Social Development Minister Nelson McCausland is calling on 15-17 year olds in Northern Ireland to consider National Citizen Service.
Seven hundred places are available in total on the programmes which will run in autumn this year and in summer 2014.
National Citizen Service (NCS) is designed to give teenagers the chance to build skills for work and life. The programme focuses on personal and social development by providing opportunities for young people to mix and work with others from different backgrounds. NCS has a strong cross–community focus with participants coming from both rural and urban areas across Northern Ireland. It also offers young people the chance to participate in an exciting team building residential outside of term time and to take part in a teamwork project that will help their local community.
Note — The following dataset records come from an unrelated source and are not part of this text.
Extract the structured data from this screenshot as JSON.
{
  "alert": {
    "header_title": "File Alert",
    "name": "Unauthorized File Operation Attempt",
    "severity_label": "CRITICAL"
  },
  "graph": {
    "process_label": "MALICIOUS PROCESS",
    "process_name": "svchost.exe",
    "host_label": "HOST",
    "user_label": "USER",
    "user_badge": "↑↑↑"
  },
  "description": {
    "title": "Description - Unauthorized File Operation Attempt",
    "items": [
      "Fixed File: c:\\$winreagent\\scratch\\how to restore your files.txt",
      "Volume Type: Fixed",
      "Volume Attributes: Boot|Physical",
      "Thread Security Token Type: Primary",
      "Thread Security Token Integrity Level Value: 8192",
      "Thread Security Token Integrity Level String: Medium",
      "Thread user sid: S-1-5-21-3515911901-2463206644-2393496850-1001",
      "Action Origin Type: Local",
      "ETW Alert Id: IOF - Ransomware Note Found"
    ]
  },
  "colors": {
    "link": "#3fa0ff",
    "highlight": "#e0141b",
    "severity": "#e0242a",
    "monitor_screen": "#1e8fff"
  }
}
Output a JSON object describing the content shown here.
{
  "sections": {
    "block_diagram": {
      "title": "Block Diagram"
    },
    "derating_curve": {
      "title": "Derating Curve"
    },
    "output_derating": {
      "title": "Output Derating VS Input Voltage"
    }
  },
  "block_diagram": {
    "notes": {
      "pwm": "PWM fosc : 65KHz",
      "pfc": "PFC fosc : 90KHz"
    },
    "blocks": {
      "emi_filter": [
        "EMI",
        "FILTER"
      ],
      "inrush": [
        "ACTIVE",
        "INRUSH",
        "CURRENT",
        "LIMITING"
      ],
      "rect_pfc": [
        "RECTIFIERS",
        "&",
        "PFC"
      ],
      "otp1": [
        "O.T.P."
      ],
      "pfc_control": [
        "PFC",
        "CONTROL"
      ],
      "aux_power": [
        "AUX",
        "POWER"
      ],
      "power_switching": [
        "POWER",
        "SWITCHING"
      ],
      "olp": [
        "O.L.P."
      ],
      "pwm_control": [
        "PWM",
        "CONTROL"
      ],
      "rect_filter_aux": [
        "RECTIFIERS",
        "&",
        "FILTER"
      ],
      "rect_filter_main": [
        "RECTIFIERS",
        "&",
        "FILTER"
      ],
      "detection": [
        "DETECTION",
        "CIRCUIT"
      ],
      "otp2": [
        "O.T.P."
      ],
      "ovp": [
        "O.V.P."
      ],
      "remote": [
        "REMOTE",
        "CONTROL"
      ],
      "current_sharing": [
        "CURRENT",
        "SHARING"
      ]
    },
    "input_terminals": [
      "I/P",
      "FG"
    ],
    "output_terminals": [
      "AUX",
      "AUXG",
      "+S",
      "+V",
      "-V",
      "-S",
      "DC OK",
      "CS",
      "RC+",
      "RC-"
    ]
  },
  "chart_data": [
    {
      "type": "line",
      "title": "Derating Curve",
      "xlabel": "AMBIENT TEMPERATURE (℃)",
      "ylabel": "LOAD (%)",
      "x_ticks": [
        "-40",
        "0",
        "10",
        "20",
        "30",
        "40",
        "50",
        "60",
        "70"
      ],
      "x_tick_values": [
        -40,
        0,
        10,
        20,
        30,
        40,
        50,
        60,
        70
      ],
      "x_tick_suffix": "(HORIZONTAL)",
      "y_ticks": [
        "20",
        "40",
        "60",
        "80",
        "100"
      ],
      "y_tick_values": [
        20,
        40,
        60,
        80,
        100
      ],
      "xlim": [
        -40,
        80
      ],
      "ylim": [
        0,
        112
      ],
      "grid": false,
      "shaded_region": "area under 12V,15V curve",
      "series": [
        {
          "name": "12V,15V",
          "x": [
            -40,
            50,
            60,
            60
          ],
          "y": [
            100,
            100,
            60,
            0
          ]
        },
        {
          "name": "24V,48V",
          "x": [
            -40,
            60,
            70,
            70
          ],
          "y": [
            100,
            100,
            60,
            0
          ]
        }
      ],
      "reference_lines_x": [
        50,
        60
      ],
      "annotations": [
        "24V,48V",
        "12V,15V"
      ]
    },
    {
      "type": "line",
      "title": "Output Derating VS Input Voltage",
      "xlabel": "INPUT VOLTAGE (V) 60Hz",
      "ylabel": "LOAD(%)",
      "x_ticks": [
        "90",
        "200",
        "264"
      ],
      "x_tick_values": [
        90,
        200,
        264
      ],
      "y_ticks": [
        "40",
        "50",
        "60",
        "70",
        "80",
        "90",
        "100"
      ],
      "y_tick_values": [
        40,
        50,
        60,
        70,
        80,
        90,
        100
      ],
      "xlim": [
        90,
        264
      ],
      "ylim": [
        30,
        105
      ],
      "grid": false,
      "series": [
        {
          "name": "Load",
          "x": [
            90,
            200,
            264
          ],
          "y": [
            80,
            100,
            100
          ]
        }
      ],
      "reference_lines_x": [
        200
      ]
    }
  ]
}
Calling on young people to sign up for National Citizen Service, the Minister McCausland said: “NCS gives young people the chance to make a real difference in their local communities while learning valuable skills to improve their training and future job prospects. The programme offers a range of opportunities for 15-17 year olds to develop outside their comfort zone including a residential element, while making new friends at the same time.
“By taking part in team projects with other young people from different backgrounds, they can increase their self confidence and strengthen the bonds between different communities. Young people will also be able to apply their new skills to everyday life in their communities to the benefit of all and enrich the quality of life for not only their families and themselves but a range of worthy organisations in their local area.”
Confirming the successful bidder to run National Citizen Service in Northern Ireland, the Minister continued: “I am pleased that a consortium of voluntary sector bodies led by Co-operation Ireland will deliver NCS in 2013 and 2014. Their experience from running the pilot last year will prove invaluable in delivering the new programme. I am very proud of the 2012 pilot which saw 250 teenagers get involved in social action projects with local communities.”
Minister McCausland concluded: “With a total of 700 places up for grabs the new programme offers a very exciting prospect for our young people and will run this autumn and in summer 2014. I have high expectations regarding the impact it could have upon the social and practical skill base of participants.
“I want to renew my call to anyone aged 15-17, who is keen to widen their horizons and make a positive contribution to their local community to seriously consider applying for National Citizen Service.”
Nick Hurd MP, Minister for Civil Society also commented: "Young people love NCS because of the chance to make new friends, do something very positive for their community and learn valuable skills that will help them get ahead. We want every 16-year-old in Northern Ireland to have this opportunity."
Peter Sheridan, Chief Executive at Co-operation Ireland said: “I am delighted that Co-operation Ireland has been appointed for the second time by the Department for Social Development to deliver National Citizen Service in Northern Ireland. We are thrilled to be working once again with a great team of partner organisations. Together we want to build on the success of last year’s project, success that manifested itself in more confident and resourceful young people who made great strides in improving their own lives and in giving back to their local areas.
Lucy-Jayne Moore, a successful participant from the Coleraine Team in last year’s pilot has described her experience as, “Every day was a challenging one but drew everyone closer. Definitely an experience of a lifetime. I would definitely recommend any young person to take part.”
Young people aged 15-17 years can sign up to do National Citizen Service in Northern Ireland at http://www.ncsyes.co.uk. More information is also available at: http://www.cooperationireland.org
Notes to editors:
1. Participants in National Citizenship Service (NCS) will work in teams to find solutions to local problems or issues that matter to them and will then run a project in their local community with their teammates. Last year in Northern Ireland, NCS teams gave back to their communities through a range of innovative projects designed by the young people themselves, from a sponsored space hop for a local charity to a bullying awareness campaign.
2. NCS will end with an exciting fundraising challenge – the marathon urban sports challenge – as well as a graduation ceremony to celebrate the achievements of the young people. The programme enables young people to develop important skills in teamwork, communication and planning, that they can take with them into the world of work.
3. The preliminary feedback report by NatCen Social Research of the 2012 NCS pilot showed that the young people who took part felt strongly that:
-They got the chance to know people they wouldn’t normally mix with 92%
--They felt more positive towards people from different backgrounds to themselves 81%
-They got a chance to develop skills which will be useful in the future 84%
-They saw that there were more opportunities available than they had previously realised 80%
-They now were more likely to help out in local area 77%
-They felt proud of what they had achieved 95%.